5R51. Navier-Stokes Equations and Turbulence. Encyclopedia of Math and its Applications, Vol 83. - C Foias (Dept of Math, Indiana Univ, Bloomington IA), O Manley (Consultant), R Rosa (Univ Fed do Rio de Janeiro, Rio de Janeiro, Brazil), and R Temam (Univ Paris-Sud, Orsay, France). Cambridge UP, New York. 2001. 347 pp. ISBN 0-521-36032-3. $90.00.

Reviewed by J Meng (NAVESEA, Keyport WA 98345).

This is an excellent book for interdisciplinary graduate level education and as a reference book for the turbulence research community. This book is the first to build a comprehensive common ground between themathematics and turbulence communities in terms of demonstrating that NSE constitutes a comprehensive model of incompressible flows. The major contributions are in showing how: The Kolmogorov spectrum for three dimensional turbulence; and Kraichnan spectrum for two-dimensional turbulence follow naturally from the NSE; the intermittency of turbulent flows is related to the fractal nature of energy dissipation in three dimensions; and on providing a bound on the sufficient number of degrees of freedom for this fluid flow.

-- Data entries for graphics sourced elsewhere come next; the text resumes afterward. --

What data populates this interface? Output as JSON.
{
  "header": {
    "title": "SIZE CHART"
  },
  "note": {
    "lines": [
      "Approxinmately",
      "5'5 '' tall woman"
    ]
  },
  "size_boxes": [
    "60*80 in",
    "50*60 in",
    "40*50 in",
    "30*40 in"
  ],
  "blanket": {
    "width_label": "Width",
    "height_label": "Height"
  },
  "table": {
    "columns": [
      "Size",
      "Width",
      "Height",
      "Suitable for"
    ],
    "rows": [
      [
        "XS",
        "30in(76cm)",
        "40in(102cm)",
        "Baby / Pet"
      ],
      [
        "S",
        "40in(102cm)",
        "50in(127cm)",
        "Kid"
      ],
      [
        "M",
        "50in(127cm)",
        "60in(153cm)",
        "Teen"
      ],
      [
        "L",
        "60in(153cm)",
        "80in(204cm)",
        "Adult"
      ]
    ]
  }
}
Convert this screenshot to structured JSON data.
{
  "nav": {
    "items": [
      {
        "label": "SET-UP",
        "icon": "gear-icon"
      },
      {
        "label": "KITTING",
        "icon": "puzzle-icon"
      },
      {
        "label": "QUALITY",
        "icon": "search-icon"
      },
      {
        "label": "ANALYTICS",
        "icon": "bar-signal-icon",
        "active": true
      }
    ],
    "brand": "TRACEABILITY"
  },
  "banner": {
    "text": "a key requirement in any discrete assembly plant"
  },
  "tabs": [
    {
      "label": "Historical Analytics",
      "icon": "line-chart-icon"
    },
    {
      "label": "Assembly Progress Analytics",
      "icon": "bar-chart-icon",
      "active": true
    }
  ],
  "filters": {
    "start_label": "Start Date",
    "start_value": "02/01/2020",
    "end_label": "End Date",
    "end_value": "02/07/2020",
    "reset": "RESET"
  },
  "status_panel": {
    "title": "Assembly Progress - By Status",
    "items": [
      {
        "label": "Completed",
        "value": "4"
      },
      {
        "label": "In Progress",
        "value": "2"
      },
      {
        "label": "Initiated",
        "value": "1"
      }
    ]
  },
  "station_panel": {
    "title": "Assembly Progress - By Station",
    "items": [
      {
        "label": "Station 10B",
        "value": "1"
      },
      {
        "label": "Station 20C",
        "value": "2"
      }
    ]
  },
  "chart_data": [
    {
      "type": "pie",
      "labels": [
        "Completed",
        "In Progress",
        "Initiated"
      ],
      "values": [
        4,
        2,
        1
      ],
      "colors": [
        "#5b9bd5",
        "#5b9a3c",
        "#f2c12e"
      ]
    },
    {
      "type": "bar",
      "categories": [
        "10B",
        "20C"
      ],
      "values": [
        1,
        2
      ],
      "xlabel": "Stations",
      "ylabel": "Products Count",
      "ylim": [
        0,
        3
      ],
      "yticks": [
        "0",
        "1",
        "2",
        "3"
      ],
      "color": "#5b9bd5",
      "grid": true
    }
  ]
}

This book provides a well-founded conviction that further understanding of turbulence is determinable from the NSE without invoking additional ad hoc assumptions so that more insights into the nature of turbulence can be gained from studying the intrinsic properties of the NSE which historically could not be arrived at by intuitive considerations. Navier-Stokes Equations and Turbulence serves as an excellent starting point to inspire scholars to take the next step of tying together the theoretical aspects with the known experimental phenomenology, such as the repeatable patterns of wall turbulence and free shear flows. Once accomplished, it would give tremendously more insights to the physical relevance and will no doubt provide even more impetus of progress in solving one of the greatest challenges in science.